JOSEPH ADDISON QUOTES VI

English essayist, poet & playwright (1672-1719)

What means this heaviness that hangs upon me?
This lethargy that creeps through all my senses?
Nature, oppress'd and harrass'd out with care,
Sinks down to rest.

JOSEPH ADDISON

Cato

Tags: sleep


Those marriages generally abound most with love and constancy that are preceded by a long courtship.

JOSEPH ADDISON

The Spectator, Dec. 29, 1711

Tags: marriage, dating


The sun, which is as the great soul of the universe, and produces all the necessaries of life, has a particular influence in cheering the mind of man, and making the heart glad.

JOSEPH ADDISON

The Spectator, May 24, 1712

Tags: sun


One of the best springs of generous and worthy actions, is having generous and worthy thoughts of ourselves: whoever has a mean opinion of the dignity of his nature will act in no higher a rank than he has allotted himself in his own estimation.

JOSEPH ADDISON

The Spectator, October 31, 1711

Tags: self-esteem


Better to die ten thousand deaths, than wound my honour.

JOSEPH ADDISON

Cato

Tags: death, honor


To be perfectly just is an attribute in the divine nature; to be so to the utmost of our abilities, is the glory of man.

JOSEPH ADDISON

The Guardian, Jul. 4, 1713


Great Pompey's shade complains that we are slow,
And Scipio's ghost walks unavenged amongst us!

JOSEPH ADDISON

Cato

Tags: ghosts


A money-lender--he serves you in the present tense; he lends you in the conditional mood; keeps you in the conjunctive; and ruins you in the future.

JOSEPH ADDISON

attributed, Many Thoughts of Many Minds

Tags: lending


Let echo, too, perform her part / Prolonging every note with art / And in a low expiring strain / Play all the concert o'er again.

JOSEPH ADDISON

Ode on St. Cecilia's Day

Tags: music


And even the greatest actions of a celebrated person labour under this disadvantage, that however surprising and extraordinary they may be, they are no more than what are expected from him; but on the contrary, if they fall any thing below the opinion that is conceived of him, though they might raise the reputation of another, they are a diminution to his.

JOSEPH ADDISON

The Spectator, No. 256

Tags: reputation


A just and reasonable modesty does not only recommend eloquence, but sets off every great talent which a man can be possessed of. It heightens all the virtues which it accompanies; like the shades in paintings, it raises and rounds every figure, and makes the colours more beautiful, though not so glaring as they would be without it.

JOSEPH ADDISON

The Spectator, November 24, 1711

Tags: modesty


True modesty avoids everything that is criminal; false modesty everything that is unfashionable.

JOSEPH ADDISON

The Spectator, August 15, 1712

Tags: modesty


Among great geniuses those few draw the admiration of all the world upon them, and stand up as the prodigies of mankind, who, by the mere strength of natural parts, and without any assistance of art or learning, have produced works that were the delight of their own times and the wonder of posterity.
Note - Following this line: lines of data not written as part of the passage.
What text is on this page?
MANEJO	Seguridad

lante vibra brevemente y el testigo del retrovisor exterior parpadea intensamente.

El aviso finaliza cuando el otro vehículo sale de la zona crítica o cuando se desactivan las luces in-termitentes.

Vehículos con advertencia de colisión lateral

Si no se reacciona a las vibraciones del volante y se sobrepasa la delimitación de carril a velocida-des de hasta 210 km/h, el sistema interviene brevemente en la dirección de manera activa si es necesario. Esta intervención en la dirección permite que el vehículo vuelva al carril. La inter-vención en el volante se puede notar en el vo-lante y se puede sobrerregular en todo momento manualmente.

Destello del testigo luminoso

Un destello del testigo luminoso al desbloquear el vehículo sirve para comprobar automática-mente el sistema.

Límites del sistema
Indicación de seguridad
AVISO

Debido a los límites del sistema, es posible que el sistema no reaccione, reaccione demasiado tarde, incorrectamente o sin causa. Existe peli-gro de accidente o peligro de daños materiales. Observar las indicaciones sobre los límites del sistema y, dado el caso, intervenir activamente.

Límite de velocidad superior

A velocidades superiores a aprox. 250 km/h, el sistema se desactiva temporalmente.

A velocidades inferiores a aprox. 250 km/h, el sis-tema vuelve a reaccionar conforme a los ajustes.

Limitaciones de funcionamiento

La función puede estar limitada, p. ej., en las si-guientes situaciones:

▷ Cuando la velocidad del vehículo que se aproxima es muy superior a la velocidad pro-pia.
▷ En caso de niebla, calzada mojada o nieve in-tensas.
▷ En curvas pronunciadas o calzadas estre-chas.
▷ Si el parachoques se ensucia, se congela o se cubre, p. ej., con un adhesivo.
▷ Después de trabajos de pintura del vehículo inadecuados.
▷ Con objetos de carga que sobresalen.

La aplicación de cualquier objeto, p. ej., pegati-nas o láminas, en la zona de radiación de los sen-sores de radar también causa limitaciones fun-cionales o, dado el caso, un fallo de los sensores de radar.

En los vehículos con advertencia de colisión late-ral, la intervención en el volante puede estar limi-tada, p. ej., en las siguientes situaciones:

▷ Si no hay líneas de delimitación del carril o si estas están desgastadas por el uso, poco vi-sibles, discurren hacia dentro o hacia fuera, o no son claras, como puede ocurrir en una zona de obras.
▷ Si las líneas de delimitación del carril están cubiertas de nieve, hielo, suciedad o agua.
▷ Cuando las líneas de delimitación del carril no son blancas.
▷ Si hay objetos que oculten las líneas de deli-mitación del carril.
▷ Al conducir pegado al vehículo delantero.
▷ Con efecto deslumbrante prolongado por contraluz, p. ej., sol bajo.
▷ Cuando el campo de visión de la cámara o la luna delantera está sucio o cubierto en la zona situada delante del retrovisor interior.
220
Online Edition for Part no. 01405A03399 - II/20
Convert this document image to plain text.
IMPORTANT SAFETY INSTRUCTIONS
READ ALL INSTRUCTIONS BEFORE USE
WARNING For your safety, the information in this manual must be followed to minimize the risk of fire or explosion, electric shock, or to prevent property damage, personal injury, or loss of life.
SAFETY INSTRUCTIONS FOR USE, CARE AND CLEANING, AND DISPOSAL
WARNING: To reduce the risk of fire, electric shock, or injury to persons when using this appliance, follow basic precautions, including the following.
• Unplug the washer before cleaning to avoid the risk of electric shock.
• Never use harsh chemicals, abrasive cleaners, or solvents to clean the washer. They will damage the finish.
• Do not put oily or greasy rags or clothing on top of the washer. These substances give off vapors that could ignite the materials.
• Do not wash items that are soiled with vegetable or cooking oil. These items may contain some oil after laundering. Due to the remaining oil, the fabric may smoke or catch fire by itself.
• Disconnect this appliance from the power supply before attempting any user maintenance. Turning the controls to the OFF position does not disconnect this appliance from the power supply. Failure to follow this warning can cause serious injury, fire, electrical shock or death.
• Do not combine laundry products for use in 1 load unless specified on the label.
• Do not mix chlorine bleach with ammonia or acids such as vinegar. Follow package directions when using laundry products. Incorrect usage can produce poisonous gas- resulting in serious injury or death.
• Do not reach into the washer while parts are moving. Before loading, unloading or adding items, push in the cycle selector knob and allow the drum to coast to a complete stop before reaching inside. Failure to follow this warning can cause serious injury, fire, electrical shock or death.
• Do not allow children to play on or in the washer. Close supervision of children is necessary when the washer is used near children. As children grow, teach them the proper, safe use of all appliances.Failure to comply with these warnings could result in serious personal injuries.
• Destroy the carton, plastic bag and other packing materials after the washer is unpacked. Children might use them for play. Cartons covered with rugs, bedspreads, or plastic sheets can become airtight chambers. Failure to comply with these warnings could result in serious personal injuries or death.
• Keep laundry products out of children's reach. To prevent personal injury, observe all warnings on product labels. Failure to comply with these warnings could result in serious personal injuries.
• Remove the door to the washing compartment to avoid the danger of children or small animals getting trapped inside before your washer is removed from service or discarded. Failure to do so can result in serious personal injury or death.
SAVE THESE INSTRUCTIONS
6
There appears something nobly wild and extravagant in these great natural geniuses, that is infinitely more beautiful than all turn and polishing of what the French call a bel esprit, by which they would express a genius refined by conversation, reflection, and the reading of the most polite authors. The greatest genius which runs through the arts and sciences takes a kind of tincture from them and falls unavoidably into imitation.

JOSEPH ADDISON

"Genius", Essays and Tales

Tags: genius


There is not a more unhappy being than a superannuated idol.

JOSEPH ADDISON

The Spectator, May 24, 1711


When men are easy in their circumstances, they are naturally enemies to innovations.

JOSEPH ADDISON

The Freeholder, May 14, 1716

Tags: innovation


Knowledge is, indeed, that which, next to virtue, truly and essentially raises one man above another.

JOSEPH ADDISON

The Guardian, Jul. 18, 1713

Tags: knowledge


Blessings may appear under the shape of pains, losses and disappointments; but let him have patience, and he will see them in their proper figures.

JOSEPH ADDISON

The Guardian, Jul. 25, 1713

Tags: patience


I shall endeavor to enliven morality with wit, and to temper wit with morality.

JOSEPH ADDISON

The Spectator, Mar. 11, 1711

Tags: morality, wit


Oh! think what anxious moments pass between the birth of plots, and their last fatal periods. Oh! 'Tis a dreadful interval of time, filled up with horror all, and big with death!

JOSEPH ADDISON

Cato

Tags: death


I am very much concerned when I see young gentlemen of fortune and quality so wholly set upon pleasures and diversions, that they neglect all those improvements in wisdom and knowledge which may make them easy to themselves and useful to the world.